Benjamin Jones, Christopher Iddon, Max Sherman
Year:
2023
Languages: English | Pages: 9 pp
Bibliographic info:
43rd AIVC - 11th TightVent - 9th venticool Conference - Copenhagen, Denmark - 4-5 October 2023

Some airborne pathogens can infect susceptible people over long distances in buildings when they are transported in small respiratory particles suspended in the air. The pathogen concentration in air can be decreased using engineering controls, such as ventilation, filtration, or inactivation. To determine their effect, it is common to use the Wells-Riley model to estimate the probability that a susceptible person is infected and is a function of the dose of infectious pathogen received and a Poisson distribution. Wells proposed a hypothetical dose unit, known as the quantum of infection, which is a function of the pathogen emission rate and, in turn, a function of the number of infected people and their individual pathogen emission rates. The quanta generation rate can be determined from the epidemiological data for an outbreak case of a disease in a space where the proportion of a population of people infected with a disease who were initially free of it is known. The quanta generation rate is a temporally and activity varying parameter and so this approach only represents its value at the time the infections occurred and for that space. It is also unique for every disease and disease variant, and the emission rate varies in different spaces because the probability of the presence of infected people also varies. It is unknown at the start of a pandemic, and again later when the pathogen mutation period is greater than the time taken to determine uncertainty in its value. These factors make uncertainty in its value significant and it may vary by several orders of magnitude. A Monte Carlo analysis is used to show that uncertainty in the quanta emission rate for SARS-CoV-2 varies over around 8 orders of magnitude. There is a general paucity of data of sufficient quality to reduce uncertainty in emission rates.
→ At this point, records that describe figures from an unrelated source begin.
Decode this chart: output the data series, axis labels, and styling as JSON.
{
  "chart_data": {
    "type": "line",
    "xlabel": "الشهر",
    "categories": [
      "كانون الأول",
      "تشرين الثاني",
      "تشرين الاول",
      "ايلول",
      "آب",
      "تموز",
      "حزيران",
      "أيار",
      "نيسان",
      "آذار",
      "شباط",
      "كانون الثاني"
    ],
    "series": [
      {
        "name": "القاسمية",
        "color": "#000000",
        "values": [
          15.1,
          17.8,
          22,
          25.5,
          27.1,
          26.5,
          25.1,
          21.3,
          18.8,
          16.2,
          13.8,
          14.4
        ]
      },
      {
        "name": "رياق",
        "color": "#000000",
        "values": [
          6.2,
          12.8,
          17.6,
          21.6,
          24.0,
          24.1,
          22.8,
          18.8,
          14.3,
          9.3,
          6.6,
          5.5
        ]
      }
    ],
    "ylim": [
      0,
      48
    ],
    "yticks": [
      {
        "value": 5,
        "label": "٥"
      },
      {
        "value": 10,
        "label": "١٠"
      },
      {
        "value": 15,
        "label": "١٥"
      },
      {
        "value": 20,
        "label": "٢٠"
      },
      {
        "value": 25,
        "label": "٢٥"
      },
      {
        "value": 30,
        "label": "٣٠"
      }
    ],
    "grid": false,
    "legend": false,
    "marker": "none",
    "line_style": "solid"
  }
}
This means that there is little confidence in the data located in the tails. The problem with this is demonstrated by applying the emission rates to the WR model to estimate that, for an 8 hour exposure in a 50 person office with an outdoor airflow rate of 10 l s-1 per person, the probability of infection of each occupant from long range transmission is <1% for 95% of events. It is the data in the right-tail of the emission rate distribution that leads to an appreciable probability of infection. These are just a few of several factors that make a probability of infection estimated by the Wells-Riley model unusable as a metric.